Dentro do complexo panorama social e político do mundo em que viveu, muitas vezes crispado, chama a atenção o facto de Jesus não manifestar à partida uma rejeição aberta da dominação romana, ainda que também não a aceite acriticamente.
Um episódio significativo é mencionado pelos três evangelhos sinópticos, no qual alguns fariseus, para essa ocasião, se põem de acordo com alguns herodianos procurando apanhá-Lo com uma pergunta capciosa: «Mestre, nós sabemos que és sincero, e que ensinas o caminho de Deus segundo a verdade, sem dar preferência a ninguém, porque não olhas às condições das pessoas. Diz-nos, pois, o Teu parecer: é lícito ou não dar o tributo a César?» (Mt 22, 16-17). A reacção de Jesus é bem conhecida: “Jesus, conhecendo a sua malícia, respondeu: «Por que me tentais, hipócritas? Mostrai-Me a moeda do tributo». Eles apresentaram-Lhe um denário. E Jesus disse‑lhes: «De quem é esta imagem e esta inscrição?» Responderam: «De César». Então disse-lhes: «Dai, pois, a César o que é de César e a Deus o que é de Deus»“ (Mt 22, 18-21).

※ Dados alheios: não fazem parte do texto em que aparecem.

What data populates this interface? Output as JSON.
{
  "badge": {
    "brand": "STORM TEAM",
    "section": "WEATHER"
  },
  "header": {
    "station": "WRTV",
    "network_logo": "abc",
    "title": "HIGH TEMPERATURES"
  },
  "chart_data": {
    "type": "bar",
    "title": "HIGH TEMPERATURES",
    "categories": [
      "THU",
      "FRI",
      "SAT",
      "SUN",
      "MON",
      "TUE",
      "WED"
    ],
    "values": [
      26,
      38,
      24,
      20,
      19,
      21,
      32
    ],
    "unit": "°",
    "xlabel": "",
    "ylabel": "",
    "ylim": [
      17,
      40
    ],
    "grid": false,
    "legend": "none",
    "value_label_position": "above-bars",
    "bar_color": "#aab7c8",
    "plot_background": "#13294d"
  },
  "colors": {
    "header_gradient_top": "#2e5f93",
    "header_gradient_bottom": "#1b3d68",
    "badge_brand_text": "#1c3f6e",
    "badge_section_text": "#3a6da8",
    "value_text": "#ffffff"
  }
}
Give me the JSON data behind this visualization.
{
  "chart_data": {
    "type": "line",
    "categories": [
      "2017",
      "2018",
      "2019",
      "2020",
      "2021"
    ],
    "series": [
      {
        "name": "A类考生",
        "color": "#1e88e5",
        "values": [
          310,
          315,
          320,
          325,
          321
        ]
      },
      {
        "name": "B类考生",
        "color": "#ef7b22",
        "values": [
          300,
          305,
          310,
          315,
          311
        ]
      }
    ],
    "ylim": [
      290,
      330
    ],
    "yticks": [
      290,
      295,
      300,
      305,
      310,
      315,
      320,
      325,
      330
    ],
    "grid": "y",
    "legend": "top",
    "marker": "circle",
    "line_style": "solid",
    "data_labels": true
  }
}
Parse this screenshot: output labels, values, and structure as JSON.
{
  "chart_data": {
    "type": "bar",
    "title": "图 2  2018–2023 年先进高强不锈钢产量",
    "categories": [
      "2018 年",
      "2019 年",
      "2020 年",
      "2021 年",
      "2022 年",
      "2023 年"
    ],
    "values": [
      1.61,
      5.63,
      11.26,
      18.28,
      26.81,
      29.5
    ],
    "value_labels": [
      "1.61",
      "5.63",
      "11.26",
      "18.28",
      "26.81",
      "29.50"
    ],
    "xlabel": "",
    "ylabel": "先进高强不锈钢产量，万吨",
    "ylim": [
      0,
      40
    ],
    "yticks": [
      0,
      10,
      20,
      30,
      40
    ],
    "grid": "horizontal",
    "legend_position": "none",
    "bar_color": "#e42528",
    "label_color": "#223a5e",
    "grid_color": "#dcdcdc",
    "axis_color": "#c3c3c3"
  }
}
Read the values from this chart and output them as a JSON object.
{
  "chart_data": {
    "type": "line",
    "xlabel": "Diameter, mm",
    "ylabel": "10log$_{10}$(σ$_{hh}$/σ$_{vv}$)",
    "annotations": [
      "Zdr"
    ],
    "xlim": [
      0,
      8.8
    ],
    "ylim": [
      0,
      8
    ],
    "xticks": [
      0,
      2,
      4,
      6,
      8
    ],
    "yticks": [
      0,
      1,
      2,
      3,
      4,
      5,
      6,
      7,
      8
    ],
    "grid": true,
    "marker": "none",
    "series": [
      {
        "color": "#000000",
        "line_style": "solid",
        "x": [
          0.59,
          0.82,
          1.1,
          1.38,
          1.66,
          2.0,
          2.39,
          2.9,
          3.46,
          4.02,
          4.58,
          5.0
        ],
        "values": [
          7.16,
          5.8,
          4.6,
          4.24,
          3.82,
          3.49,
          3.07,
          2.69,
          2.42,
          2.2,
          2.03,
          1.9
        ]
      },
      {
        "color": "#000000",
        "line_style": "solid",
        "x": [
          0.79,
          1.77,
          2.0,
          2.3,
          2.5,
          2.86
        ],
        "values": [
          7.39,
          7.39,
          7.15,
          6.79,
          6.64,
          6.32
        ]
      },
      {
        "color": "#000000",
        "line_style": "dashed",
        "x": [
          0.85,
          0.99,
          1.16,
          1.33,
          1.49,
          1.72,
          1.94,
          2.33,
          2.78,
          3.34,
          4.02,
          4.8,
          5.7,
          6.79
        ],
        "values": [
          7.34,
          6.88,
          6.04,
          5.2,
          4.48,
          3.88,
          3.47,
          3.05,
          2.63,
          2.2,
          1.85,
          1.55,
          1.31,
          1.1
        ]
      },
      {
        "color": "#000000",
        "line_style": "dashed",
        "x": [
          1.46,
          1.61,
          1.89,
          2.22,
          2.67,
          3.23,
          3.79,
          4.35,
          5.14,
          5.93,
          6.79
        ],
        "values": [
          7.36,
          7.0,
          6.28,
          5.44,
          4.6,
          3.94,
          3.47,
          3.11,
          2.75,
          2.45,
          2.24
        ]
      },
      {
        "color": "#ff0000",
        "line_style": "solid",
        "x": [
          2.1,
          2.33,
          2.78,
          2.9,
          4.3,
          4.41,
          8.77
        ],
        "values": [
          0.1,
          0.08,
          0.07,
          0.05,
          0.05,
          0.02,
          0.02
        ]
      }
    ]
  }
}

A resposta de Jesus transcende o horizonte humano dos seus tentadores. Está acima do sim e do não que queriam arrancar-lhe. A questão era muito insidiosa, pois tentava reduzir a atitude religiosa e transcendente de Jesus a um compromisso temporal. A pergunta, no contexto em que era apresentada, quase O obrigava a definir-Se como colaboracionista do regime que dominava a Palestina, ou como revolucionário.
Face a essa provocação, Jesus não confunde o Reino de Deus com o Estado. Por um lado, reconhece as competências do Estado na organização de tudo o que se ordena para o bem comum, como no caso da cobrança de impostos. Mas a soberania do Estado não é absoluta. No mundo romano de então, onde se tributava culto divino ao Imperador, Jesus não reconhece ao Estado essa esfera de competência: há coisas que não devem dar-se a César, mas a Deus. A instituição civil e a religiosa, segundo o ensinamento de Jesus, não devem confundir-se nem intrometer-se nas questões que não são do seu âmbito, mas harmonizar-se, respeitando cada uma as competências da outra.
A vida de muitos primeiros cristãos, cidadãos correntes que trabalhavam lado o a lado com os seus concidadãos na construção da sociedade em que viviam, mas que ofereceram o testemunho do martírio quando leis injustas pretendiam obrigá-los a não respeitar o que é de Deus, são a melhor exegese dessas palavras de Jesus.
Bibliografia: José María Casciaro, Jesucristo y la sociedad política, Palabra, Madrid, 1973 (págs. 83-87); J. Gnilka, Jesús von Nazareth. Botschaft und Geschichte, Herder, Freiburg 1990 (ed. esp. Jesús de Nazaret, Herder, Barcelona 1993); A. Puig, Jesús. Una biografía, Destino, Barcelona 2005; F. Varo, Rabí Jesús de Nazaret, BAC, Madrid 2005.